Port Lympne Reserve near Hythe welcomed an Indian rhino, a five-year-old male called Orys, to its collection last month.
Orys joins the southern white and eastern black rhinos already in residence at the park, meaning the reserve is now home to 17 rhinos from three of the five rhino species.
The Indian rhino was transferred from Basel Zoo in Switzerland, making the 500-mile journey to Kent with specialist wild animal transporters Crossborder Animal Services.
Simon Jeffery, animal director at Port Lympne, said: “Our keepers worked hard to ensure that Orys’s arrival went very smoothly, and he has already captured everyone’s hearts.
“He was incredibly calm during the move, has settled in amazingly quickly and is already out in the paddock, keenly exploring his new environment.”
Orys has settled into his new paddock on the reserve’s safari route, close to the spectacled bears, so all visitors have a chance to see him.
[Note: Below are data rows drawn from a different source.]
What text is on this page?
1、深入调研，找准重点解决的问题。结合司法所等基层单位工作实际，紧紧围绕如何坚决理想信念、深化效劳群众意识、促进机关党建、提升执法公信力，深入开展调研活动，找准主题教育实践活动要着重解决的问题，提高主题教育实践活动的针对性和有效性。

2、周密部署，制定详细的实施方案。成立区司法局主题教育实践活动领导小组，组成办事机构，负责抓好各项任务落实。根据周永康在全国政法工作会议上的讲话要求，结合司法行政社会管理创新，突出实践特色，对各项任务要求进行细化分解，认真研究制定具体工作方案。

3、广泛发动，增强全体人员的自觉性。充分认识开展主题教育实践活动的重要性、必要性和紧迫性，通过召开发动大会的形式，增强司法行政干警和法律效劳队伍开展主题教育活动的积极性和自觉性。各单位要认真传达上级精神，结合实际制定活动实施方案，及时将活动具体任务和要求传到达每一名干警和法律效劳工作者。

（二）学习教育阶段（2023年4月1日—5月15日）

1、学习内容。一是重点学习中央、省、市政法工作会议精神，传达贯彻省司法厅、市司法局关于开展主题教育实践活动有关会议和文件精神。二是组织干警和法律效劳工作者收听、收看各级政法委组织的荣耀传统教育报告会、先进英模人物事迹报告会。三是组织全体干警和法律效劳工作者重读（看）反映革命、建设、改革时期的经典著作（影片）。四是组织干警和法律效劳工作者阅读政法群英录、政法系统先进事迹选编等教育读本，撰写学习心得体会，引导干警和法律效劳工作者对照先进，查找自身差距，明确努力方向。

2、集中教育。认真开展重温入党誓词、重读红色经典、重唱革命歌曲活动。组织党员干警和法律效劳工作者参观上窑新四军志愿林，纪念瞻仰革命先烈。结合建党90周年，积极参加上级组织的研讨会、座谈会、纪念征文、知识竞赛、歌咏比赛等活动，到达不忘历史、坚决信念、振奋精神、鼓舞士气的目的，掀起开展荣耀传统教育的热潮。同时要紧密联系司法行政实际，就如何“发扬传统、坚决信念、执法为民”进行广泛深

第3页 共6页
Orys’s diet consists of straw, leaves and branches harvested from around the Port Lympne estate.
He is capable of easily munching through more than 276lb (125kg) of plant matter every week.
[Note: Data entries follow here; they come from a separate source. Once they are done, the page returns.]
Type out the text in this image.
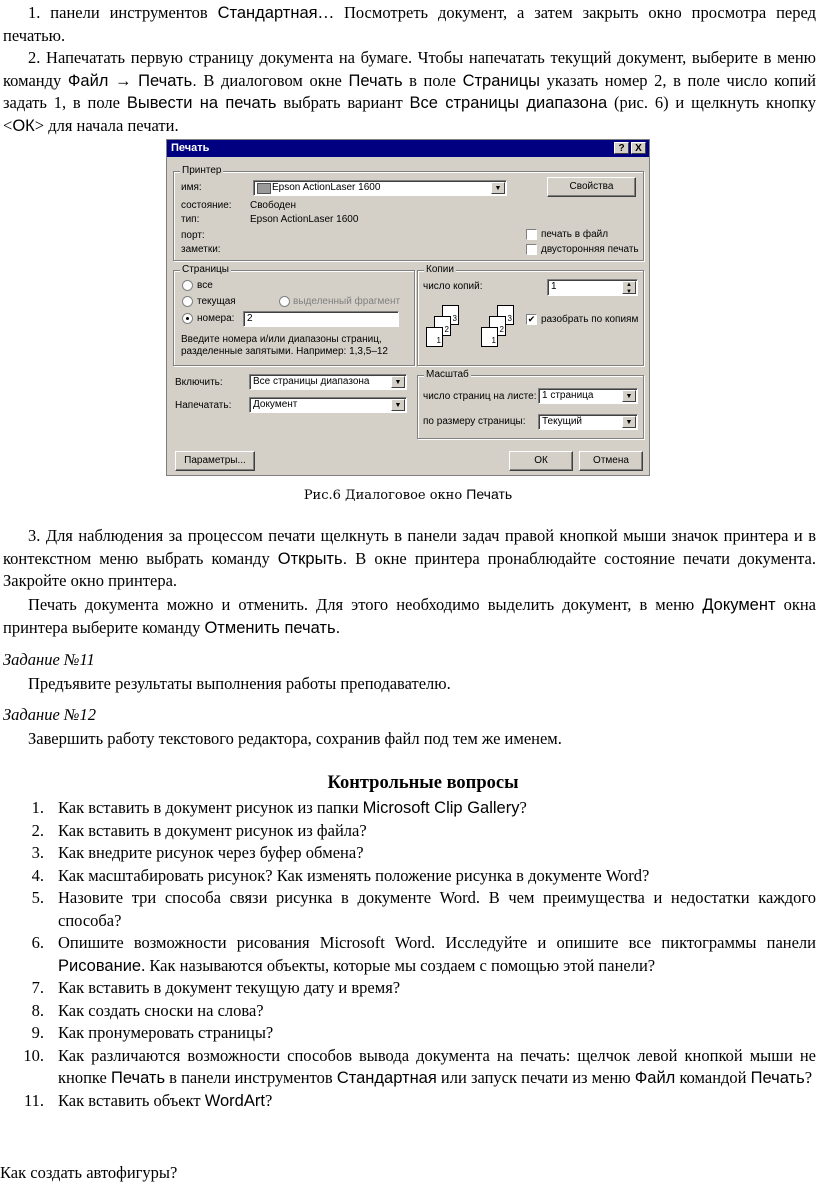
1. панели инструментов Стандартная… Посмотреть документ, а затем закрыть окно просмотра перед печатью.
2. Напечатать первую страницу документа на бумаге. Чтобы напечатать текущий документ, выберите в меню команду Файл → Печать. В диалоговом окне Печать в поле Страницы указать номер 2, в поле число копий задать 1, в поле Вывести на печать выбрать вариант Все страницы диапазона (рис. 6) и щелкнуть кнопку <ОК> для начала печати.
Печать	?	X
Принтер
имя:	Epson ActionLaser 1600	▼	Свойства
состояние: Свободен
тип:	Epson ActionLaser 1600
порт:
заметки:
печать в файл
двусторонняя печать
Страницы
все
текущая	выделенный фрагмент
номера:	2
Введите номера и/или диапазоны страниц,
разделенные запятыми. Например: 1,3,5–12
Копии
число копий:	1	▲
▼
3
2
1
3
2
1
✔ разобрать по копиям
Включить:	Все страницы диапазона	▼
Напечатать:	Документ	▼
Масштаб
число страниц на листе: 1 страница	▼
по размеру страницы:	Текущий	▼
Параметры...	ОК	Отмена
Рис.6 Диалоговое окно Печать
3. Для наблюдения за процессом печати щелкнуть в панели задач правой кнопкой мыши значок принтера и в контекстном меню выбрать команду Открыть. В окне принтера пронаблюдайте состояние печати документа. Закройте окно принтера.
Печать документа можно и отменить. Для этого необходимо выделить документ, в меню Документ окна принтера выберите команду Отменить печать.
Задание №11
Предъявите результаты выполнения работы преподавателю.
Задание №12
Завершить работу текстового редактора, сохранив файл под тем же именем.
Контрольные вопросы
1. Как вставить в документ рисунок из папки Microsoft Clip Gallery?
2. Как вставить в документ рисунок из файла?
3. Как внедрите рисунок через буфер обмена?
4. Как масштабировать рисунок? Как изменять положение рисунка в документе Word?
5. Назовите три способа связи рисунка в документе Word. В чем преимущества и недостатки каждого способа?
6. Опишите возможности рисования Microsoft Word. Исследуйте и опишите все пиктограммы панели Рисование. Как называются объекты, которые мы создаем с помощью этой панели?
7. Как вставить в документ текущую дату и время?
8. Как создать сноски на слова?
9. Как пронумеровать страницы?
10. Как различаются возможности способов вывода документа на печать: щелчок левой кнопкой мыши не кнопке Печать в панели инструментов Стандартная или запуск печати из меню Файл командой Печать?
11. Как вставить объект WordArt?
Как создать автофигуры?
Despite his impressive size, the 1.8-tonne new arrival is still growing. Keepers expect Orys to reach 2.5 tonnes – around the same as two Mini Coopers.
Wildlife fans hoping to get up close to Orys and the other rhinos at the park can book a new “Meet the rhinos” experience, and could even get the opportunity to feed them if they are hungry.
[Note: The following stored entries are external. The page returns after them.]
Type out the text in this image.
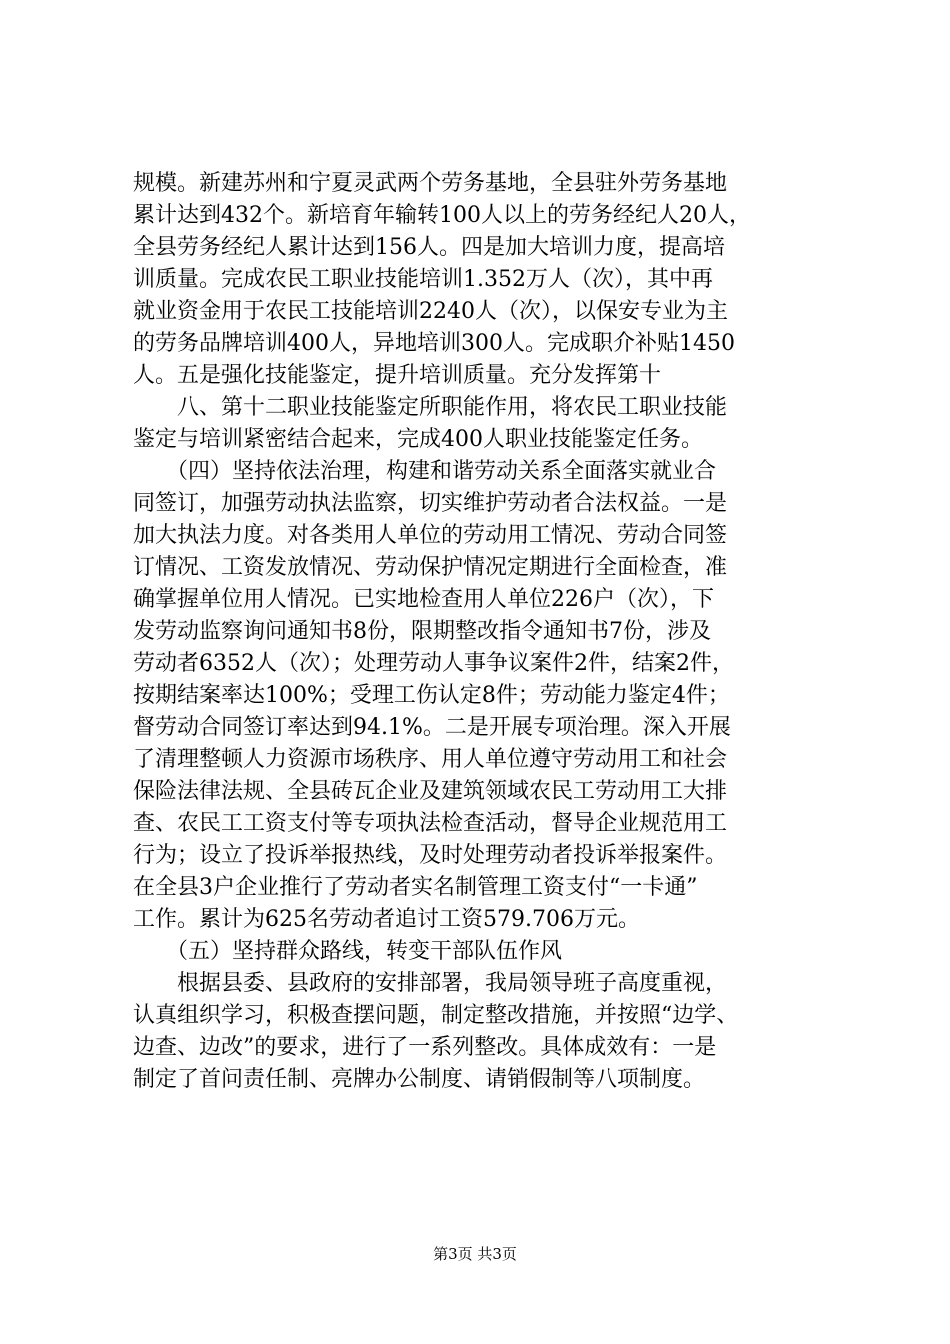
规模。新建苏州和宁夏灵武两个劳务基地，全县驻外劳务基地
累计达到432个。新培育年输转100人以上的劳务经纪人20人，
全县劳务经纪人累计达到156人。四是加大培训力度，提高培
训质量。完成农民工职业技能培训1.352万人（次），其中再
就业资金用于农民工技能培训2240人（次），以保安专业为主
的劳务品牌培训400人，异地培训300人。完成职介补贴1450
人。五是强化技能鉴定，提升培训质量。充分发挥第十
　　八、第十二职业技能鉴定所职能作用，将农民工职业技能
鉴定与培训紧密结合起来，完成400人职业技能鉴定任务。
　　（四）坚持依法治理，构建和谐劳动关系全面落实就业合
同签订，加强劳动执法监察，切实维护劳动者合法权益。一是
加大执法力度。对各类用人单位的劳动用工情况、劳动合同签
订情况、工资发放情况、劳动保护情况定期进行全面检查，准
确掌握单位用人情况。已实地检查用人单位226户（次），下
发劳动监察询问通知书8份，限期整改指令通知书7份，涉及
劳动者6352人（次）；处理劳动人事争议案件2件，结案2件，
按期结案率达100%；受理工伤认定8件；劳动能力鉴定4件；
督劳动合同签订率达到94.1%。二是开展专项治理。深入开展
了清理整顿人力资源市场秩序、用人单位遵守劳动用工和社会
保险法律法规、全县砖瓦企业及建筑领域农民工劳动用工大排
查、农民工工资支付等专项执法检查活动，督导企业规范用工
行为；设立了投诉举报热线，及时处理劳动者投诉举报案件。
在全县3户企业推行了劳动者实名制管理工资支付“一卡通”
工作。累计为625名劳动者追讨工资579.706万元。
　　（五）坚持群众路线，转变干部队伍作风
　　根据县委、县政府的安排部署，我局领导班子高度重视，
认真组织学习，积极查摆问题，制定整改措施，并按照“边学、
边查、边改”的要求，进行了一系列整改。具体成效有：一是
制定了首问责任制、亮牌办公制度、请销假制等八项制度。
第3页 共3页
The experience, priced at £100 per person, runs on Mondays and Tuesdays and rhino keepers will be on hand to answer questions about the animals.
This experience is unique to Port Lympne, which is now the only place in Europe where animal-lovers can come face to face with three species of rhino.
Indian rhinos, also known as greater one-horned rhinos, are extremely endangered in the wild, and are killed in very large numbers for their single horns.
They are currently classed as vulnerable on the IUCN Red List, with 3,700 individuals worldwide.
Due to international conservation efforts, this once near-extinct species has seen a population rebound, according to the International Rhino Foundation.
Currently found only in the subtropical grasslands and riverine forests of India and Nepal, the species is one of the heaviest land mammals.
They are distinctive for their armour-like folds of skin and are megaherbivores, with a diet consisting almost entirely of grasses, leaves, branches and aquatic plants.